Great, thanks for the answer! (I just saw it now)
The library seems great!
One question, it seems that it does not handle the div elements correctly.
A div element is a block
element<http://www.webdesignfromscratch.com/html-css/css-block-and-inline.php>
(by
default), and thus it should render a new line.
For example, with this html file:
++++++++++++++++++
<html>
<body>
test1
test2
<div>test3</div>
test4
<span>test5</span>
<span>test6</span>
</body>
</html>
++++++++++++++++++
if should produce:
++++++++++++++++++
test1 test2
test3
test4 test5 test6
++++++++++++++++++
note the new line between test3 and test4.

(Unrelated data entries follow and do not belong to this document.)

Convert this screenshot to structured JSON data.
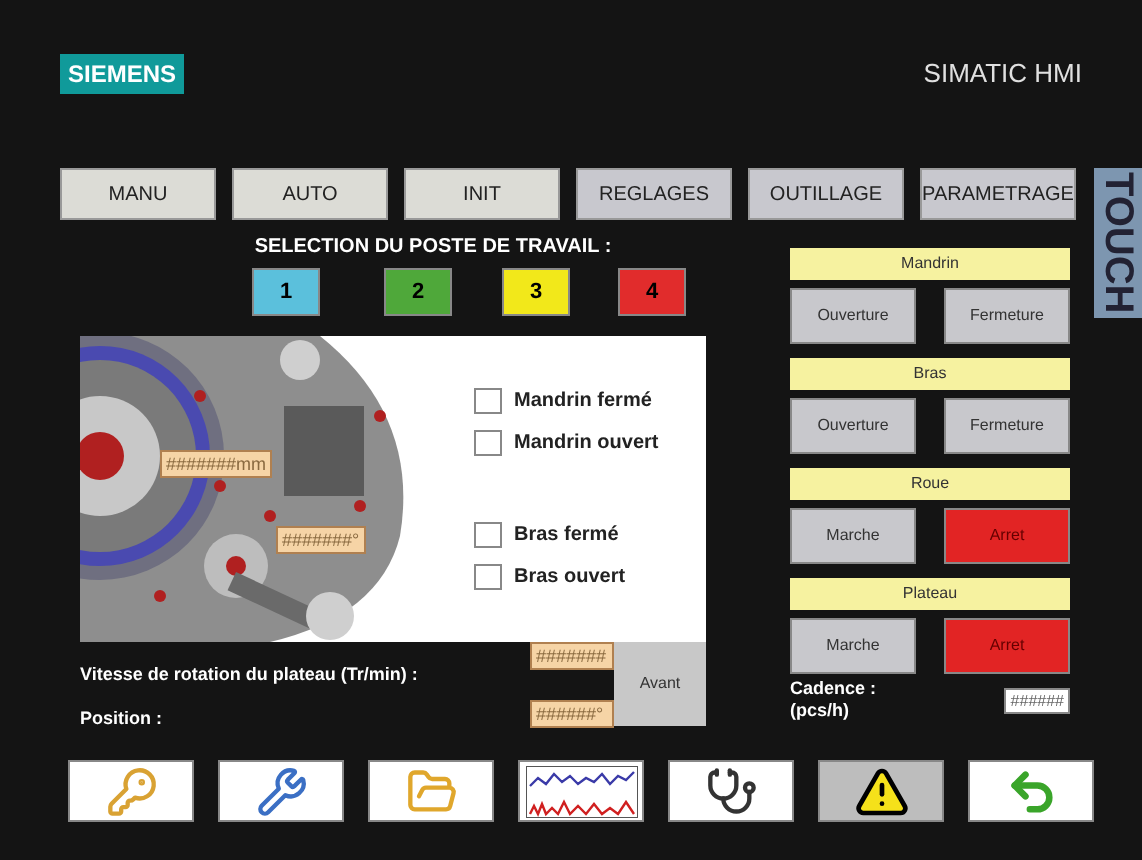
{
  "header": {
    "logo": "SIEMENS",
    "product": "SIMATIC HMI",
    "badge": "TOUCH"
  },
  "tabs": [
    {
      "label": "MANU",
      "highlighted": false
    },
    {
      "label": "AUTO",
      "highlighted": false
    },
    {
      "label": "INIT",
      "highlighted": false
    },
    {
      "label": "REGLAGES",
      "highlighted": true
    },
    {
      "label": "OUTILLAGE",
      "highlighted": true
    },
    {
      "label": "PARAMETRAGE",
      "highlighted": true
    }
  ],
  "station_selection": {
    "title": "SELECTION DU POSTE DE TRAVAIL :",
    "stations": [
      {
        "label": "1",
        "color": "#5bc0dc"
      },
      {
        "label": "2",
        "color": "#4fa83a"
      },
      {
        "label": "3",
        "color": "#f2e81a"
      },
      {
        "label": "4",
        "color": "#e12c2c"
      }
    ]
  },
  "machine_view": {
    "fields": [
      "#######mm",
      "#######°"
    ],
    "indicators": [
      {
        "label": "Mandrin fermé",
        "checked": false
      },
      {
        "label": "Mandrin ouvert",
        "checked": false
      },
      {
        "label": "Bras fermé",
        "checked": false
      },
      {
        "label": "Bras ouvert",
        "checked": false
      }
    ]
  },
  "readouts": [
    {
      "label": "Vitesse de rotation du plateau (Tr/min) :",
      "value": "#######"
    },
    {
      "label": "Position :",
      "value": "######°"
    }
  ],
  "avant_button": "Avant",
  "controls": [
    {
      "title": "Mandrin",
      "buttons": [
        {
          "label": "Ouverture",
          "active": false
        },
        {
          "label": "Fermeture",
          "active": false
        }
      ]
    },
    {
      "title": "Bras",
      "buttons": [
        {
          "label": "Ouverture",
          "active": false
        },
        {
          "label": "Fermeture",
          "active": false
        }
      ]
    },
    {
      "title": "Roue",
      "buttons": [
        {
          "label": "Marche",
          "active": false
        },
        {
          "label": "Arret",
          "active": true
        }
      ]
    },
    {
      "title": "Plateau",
      "buttons": [
        {
          "label": "Marche",
          "active": false
        },
        {
          "label": "Arret",
          "active": true
        }
      ]
    }
  ],
  "cadence": {
    "label": "Cadence :",
    "unit": "(pcs/h)",
    "value": "######"
  },
  "toolbar": [
    {
      "kind": "key",
      "highlighted": false
    },
    {
      "kind": "tools",
      "highlighted": false
    },
    {
      "kind": "folder",
      "highlighted": false
    },
    {
      "kind": "trend",
      "highlighted": false
    },
    {
      "kind": "stethoscope",
      "highlighted": false
    },
    {
      "kind": "warning",
      "highlighted": true
    },
    {
      "kind": "back",
      "highlighted": false
    }
  ]
}
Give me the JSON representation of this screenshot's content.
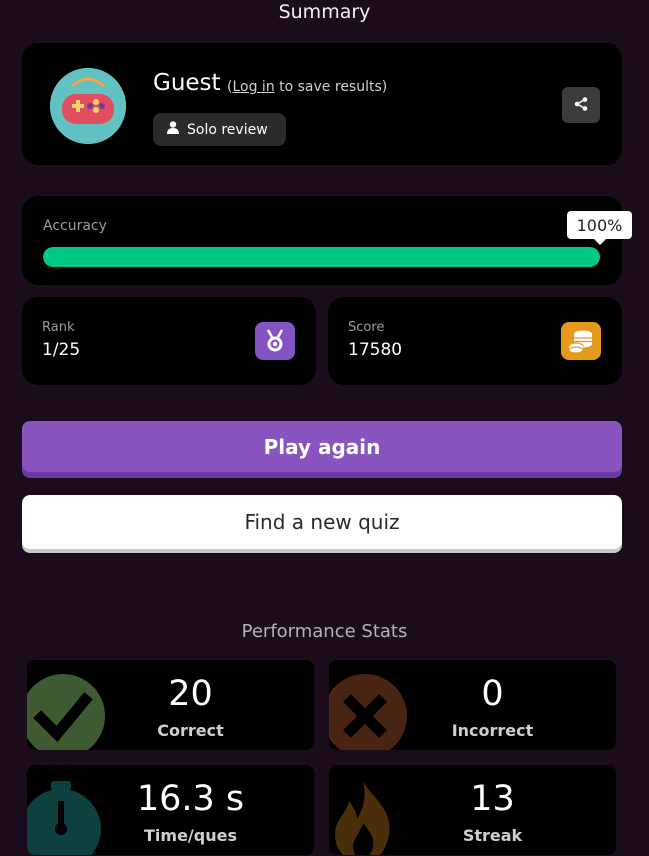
{
  "header": {
    "title": "Summary"
  },
  "profile": {
    "name": "Guest",
    "login_open": "(",
    "login_link": "Log in",
    "login_rest": " to save results)",
    "mode": "Solo review",
    "avatar_icon": "gamepad-icon",
    "share_icon": "share-icon"
  },
  "accuracy": {
    "label": "Accuracy",
    "percent": 100,
    "percent_label": "100%",
    "color": "#00c985"
  },
  "rank": {
    "label": "Rank",
    "value": "1/25",
    "icon": "medal-icon",
    "color": "#8454c4"
  },
  "score": {
    "label": "Score",
    "value": "17580",
    "icon": "coins-icon",
    "color": "#e59a1c"
  },
  "actions": {
    "play_again": "Play again",
    "find_quiz": "Find a new quiz"
  },
  "performance": {
    "title": "Performance Stats",
    "tiles": [
      {
        "value": "20",
        "label": "Correct",
        "icon": "checkmark-icon",
        "color": "#3e5a32"
      },
      {
        "value": "0",
        "label": "Incorrect",
        "icon": "x-icon",
        "color": "#4a2412"
      },
      {
        "value": "16.3 s",
        "label": "Time/ques",
        "icon": "stopwatch-icon",
        "color": "#0f4040"
      },
      {
        "value": "13",
        "label": "Streak",
        "icon": "flame-icon",
        "color": "#4a2e0a"
      }
    ]
  }
}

However, StringBean produces the following:
++++++++++++++++++
test1 test2
test3 test4 test5 test6
++++++++++++++++++
It handles correctly the new lines for text and span nodes, but not for
divs.
Is that the intended effect? if so, is it possible to override this (add a
new line for block elements)?
Regards,
David Portabella
On Sat, Dec 12, 2009 at 10:02 AM, Derrick Oswald
<der...@gm...>wrote:
> This has been replaced by the main program in
> org.htmlparser.beans.StringBean.
>
> Sorry for the misdirection
>
> On Wed, Dec 9, 2009 at 11:18 PM, David Portabella Clotet <
> dav...@gm...> wrote:
>
>> Hello,
>>
>> In the website: http://htmlparser.sourceforge.net/samples.html
>> there is info about the "StringExtractor" example:
>> ++++++++++++++++++
>> String Extractor
>> Extract text from a web page.
>> org.htmlparser.parserapplications.StringExtractor
>> bin/stringextractor http://website_url
>> ++++++++++++++++++
>>
>> However, I did not find this example in any of this two downloads:
>> HTMLParser-2.0-SNAPSHOT-src.zip
>> HTMLParser-2.0-SNAPSHOT-bin.zip
>>
>> Can you please tell me where to find the StringExtractor example?
>>
>>
>> Best regards,
>> DAvid Portabella
>>
>>
|